Figure 5:. Many non-native disulfides cause dissociation of HdeA dimers and melting of monomers in atomistic simulations.

(a) Combined sizes of top 10 clusters from all variant simulations; the number above each bar indicates how many variants had structures in that cluster. Total structures: 61,600. Total clusters: 1,032. Total structures belonging to none of the three main clusters: 29,455. (b) Variation in cluster sizes with simulation temperature (colors as in a). (c) Representative structures from the three main clusters (numbers indicate Cys positions). Subunit A is rainbow-colored; subunit B is gray; Cysteines are shown as spheres.
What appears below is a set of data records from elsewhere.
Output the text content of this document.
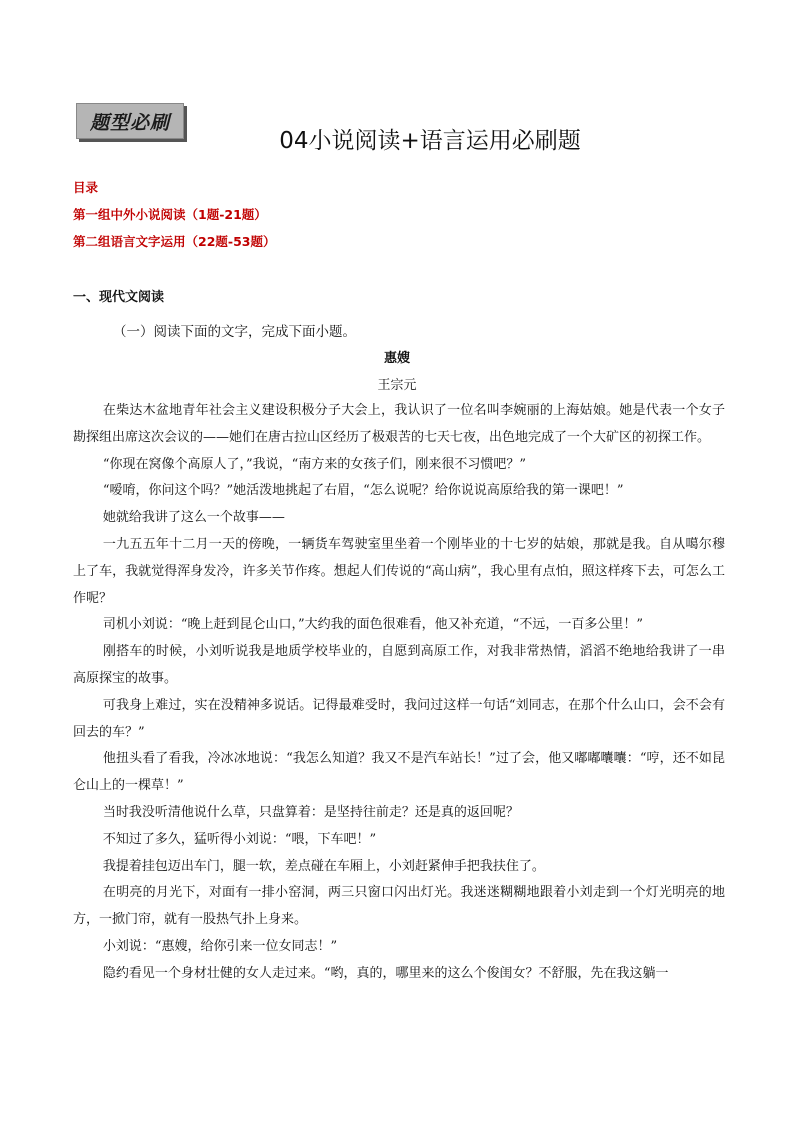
题型必刷
04小说阅读+语言运用必刷题
目录
第一组中外小说阅读（1题-21题）
第二组语言文字运用（22题-53题）
一、现代文阅读
（一）阅读下面的文字，完成下面小题。
惠嫂
王宗元

在柴达木盆地青年社会主义建设积极分子大会上，我认识了一位名叫李婉丽的上海姑娘。她是代表一个女子勘探组出席这次会议的——她们在唐古拉山区经历了极艰苦的七天七夜，出色地完成了一个大矿区的初探工作。

“你现在窝像个高原人了，”我说，“南方来的女孩子们，刚来很不习惯吧？”

“嗳唷，你问这个吗？”她活泼地挑起了右眉，“怎么说呢？给你说说高原给我的第一课吧！”

她就给我讲了这么一个故事——

一九五五年十二月一天的傍晚，一辆货车驾驶室里坐着一个刚毕业的十七岁的姑娘，那就是我。自从噶尔穆上了车，我就觉得浑身发冷，许多关节作疼。想起人们传说的“高山病”，我心里有点怕，照这样疼下去，可怎么工作呢？

司机小刘说：“晚上赶到昆仑山口，”大约我的面色很难看，他又补充道，“不远，一百多公里！”

刚搭车的时候，小刘听说我是地质学校毕业的，自愿到高原工作，对我非常热情，滔滔不绝地给我讲了一串高原探宝的故事。

可我身上难过，实在没精神多说话。记得最难受时，我问过这样一句话“刘同志，在那个什么山口，会不会有回去的车？”

他扭头看了看我，冷冰冰地说：“我怎么知道？我又不是汽车站长！”过了会，他又嘟嘟囔囔：“哼，还不如昆仑山上的一棵草！”

当时我没听清他说什么草，只盘算着：是坚持往前走？还是真的返回呢？

不知过了多久，猛听得小刘说：“喂，下车吧！”

我提着挂包迈出车门，腿一软，差点碰在车厢上，小刘赶紧伸手把我扶住了。

在明亮的月光下，对面有一排小窑洞，两三只窗口闪出灯光。我迷迷糊糊地跟着小刘走到一个灯光明亮的地方，一掀门帘，就有一股热气扑上身来。

小刘说：“惠嫂，给你引来一位女同志！”

隐约看见一个身材壮健的女人走过来。“哟，真的，哪里来的这么个俊闺女？不舒服，先在我这躺一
Simulations included a 13-residue Gly-Ser linker between the subunits, here omitted for clarity. (d) Proportional cluster sizes for each simulated variant (colors as in a). “None” denotes the noC variant.

Figure 6:. Biophysical characterization indicates HdeA mutants are monomeric, highly disordered, and hydrophobic.

(a) Intrinsic tryptophan fluorescence was quenched and red-shifted in 32/66, noC, and 40/65 compared to WT. (b) SEC/MALS revealed that, despite similar elution positions, only WT was dimeric; all mutants were monomers. (c) CD of WT matched prediction from PDB ID 5WYO by the PDB2CD tool (https://pdb2cd.cryst.bbk.ac.uk), but 32/66 and noC clearly did not. (d) The hydrophobicity probe bisANS bound much more strongly to the mutants (same samples as in a), especially 32/66. See also Figure S14. (e) Upon reduction, 32/66 and 40/65 bisANS fluorescence resembled noC; WT’s disulfide resisted reduction. (f) HIC easily separated folded WT from disordered 32/66. (g) Calculated free energy landscapes of monomeric WT, noC, 32/66, and 18/32 from MCPU simulations; the monomeric WT starting structure is defined as Q = 1. (h) The distribution of Q-values (fraction of native contacts) for mutant and WT HdeA. (i) The corresponding distribution of RMSDs from the starting WT structure. (j) The distribution of surface hydrophobicity values for WT dimer and mutant monomers; although it appears bimodal for WT, representative structures of the WT subunits (rainbow- vs. gray-colored ribbon diagrams) did not appreciably differ outside the N-terminal disordered region (blue/gray), which was often helical in our simulations. Dashed lines in panels h-j are distribution averages.

Figure 7:. HIC of a pooled HdeA variant library reveals a correlation between protein hydrophobicity and allele toxicity.

(a) HIC elution trace (black) of the total HdeA variant library on an ammonium sulfate gradient reported by conductivity (orange). See also Figure S15. Eight fractions were collected, as indicated. Elution profiles of all 17 “core” variants are shown, grouped by elution centroids: (b) below 4.7, (c) 4.7-6.0, (d) 6.0-6.8. (e) Some toxic core variants had unusual saddle-shaped elution profiles. (f) Most non-core variants were identified from N-terminal peptides, many with the missed cyanylation at position 17; those variants had modest toxicity despite high hydrophobicity. (g) Hydrophobicity and toxicity (PSM-averaged E value) were strongly correlated for variants identified from middle peptides but not from N-terminal peptides. (h) Differences between core and N-terminal variants accounted for this divergence, especially after correcting for centroid shifts due to saddle-shaped elution profiles (by ignoring data from the first 3 HIC fractions) (i). (j) By contrast, non-core variants – identified from either set of peptides – showed no hydrophobicity-toxicity correlation. See Table S2.